One company planning to help supply the UK’s demand is Spectrum Cannabis, a subsidiary of Canada’s Canopy Growth Corp, which says the new framework is “a bold first step” but doesn’t go far enough to ensure “reasonable access” to these products.

The company’s chief medical officer, Mark Ware, thinks that the UK should follow Canada’s lead in allowing GPs to prescribe when they deem it necessary as this builds “knowledge and capacity in the medical community and…an increased understanding among both patients and healthcare practitioners surrounding the place of cannabis in medical care”.

Meanwhile, GW Pharma – which has been cultivating medicinal cannabis in the UK for more than 20 years – just recently got approval and favourable scheduling for its cannabis-based epilepsy therapy Epidiolex in the US, setting up an imminent launch, and is waiting for a verdict from the European regulatory authorities early next year.
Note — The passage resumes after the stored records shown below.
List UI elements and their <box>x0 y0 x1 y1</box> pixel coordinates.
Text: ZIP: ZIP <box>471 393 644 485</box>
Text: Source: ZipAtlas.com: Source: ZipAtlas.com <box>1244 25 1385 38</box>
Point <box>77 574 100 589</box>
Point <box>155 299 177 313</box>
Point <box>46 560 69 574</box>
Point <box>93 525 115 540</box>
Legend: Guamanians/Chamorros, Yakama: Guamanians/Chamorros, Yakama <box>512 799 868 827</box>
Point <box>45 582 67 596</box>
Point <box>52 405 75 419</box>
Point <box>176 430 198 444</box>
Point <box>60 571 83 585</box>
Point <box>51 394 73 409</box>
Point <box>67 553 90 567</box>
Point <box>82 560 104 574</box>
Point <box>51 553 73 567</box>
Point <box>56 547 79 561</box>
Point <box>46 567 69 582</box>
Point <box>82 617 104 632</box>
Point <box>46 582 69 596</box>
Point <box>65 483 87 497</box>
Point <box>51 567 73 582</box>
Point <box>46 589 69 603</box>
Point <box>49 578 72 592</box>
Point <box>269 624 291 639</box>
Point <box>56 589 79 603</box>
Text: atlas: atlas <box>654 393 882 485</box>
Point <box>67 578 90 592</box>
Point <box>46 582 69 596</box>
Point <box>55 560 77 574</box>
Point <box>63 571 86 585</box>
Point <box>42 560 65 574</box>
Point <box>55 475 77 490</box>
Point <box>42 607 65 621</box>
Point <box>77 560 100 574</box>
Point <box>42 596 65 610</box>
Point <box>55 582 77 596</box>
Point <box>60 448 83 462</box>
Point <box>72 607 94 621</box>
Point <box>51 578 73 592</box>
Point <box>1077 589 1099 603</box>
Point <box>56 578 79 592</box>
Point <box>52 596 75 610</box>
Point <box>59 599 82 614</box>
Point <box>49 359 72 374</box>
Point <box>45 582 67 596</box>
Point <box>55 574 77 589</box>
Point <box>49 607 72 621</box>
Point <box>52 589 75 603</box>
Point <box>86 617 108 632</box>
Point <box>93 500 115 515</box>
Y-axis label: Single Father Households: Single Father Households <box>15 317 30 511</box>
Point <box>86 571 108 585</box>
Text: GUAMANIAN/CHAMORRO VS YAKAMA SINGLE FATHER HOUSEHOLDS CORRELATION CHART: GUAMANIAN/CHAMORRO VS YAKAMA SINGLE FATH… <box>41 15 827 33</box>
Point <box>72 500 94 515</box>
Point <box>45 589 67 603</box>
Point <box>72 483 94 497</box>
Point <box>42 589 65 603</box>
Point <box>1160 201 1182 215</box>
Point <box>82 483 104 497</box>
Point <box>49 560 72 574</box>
It already has approval for an oral spray product called Sativex in the UK and other European markets as a treatment for spasticity associated with MS, but this product isn’t authorised as being a cost-effective use of NHS resources by the National Institute for Health and Care Excellence (NICE).

NICE has been asked to produce a clinical guideline on the prescribing of cannabis-based products for medicinal use in humans, and this is expected by October 2019 at the latest.

“The UK’s rescheduling of cannabis-based medicine has come about from a groundswell of patient need, but is rooted in scientific evidence and experience,” comments Professor Marie Fallon of The University of Edinburgh.

“There is a significant real-world experience and clinical evidence pointing to the fact that cannabis-based medicines can be safe and effective treatments for some patients with unmet clinical needs, for instance in the areas of cancer pain and chemotherapy induced nausea and vomiting,” she adds.

What is clear is that the market for these products is immense, and likely to grow if – as seems likely – other countries follow the lead of Canada, German, the UK et al in loosening regulations on the products.

Cowen & Co estimated recently that cannabis could be a $75bn market in the US alone by 2030, although Europe will be a trickier proposition with its patchwork of national regulatory systems, particularly as the European Medicines Agency (EMA) has said it will defer to member states on the issue.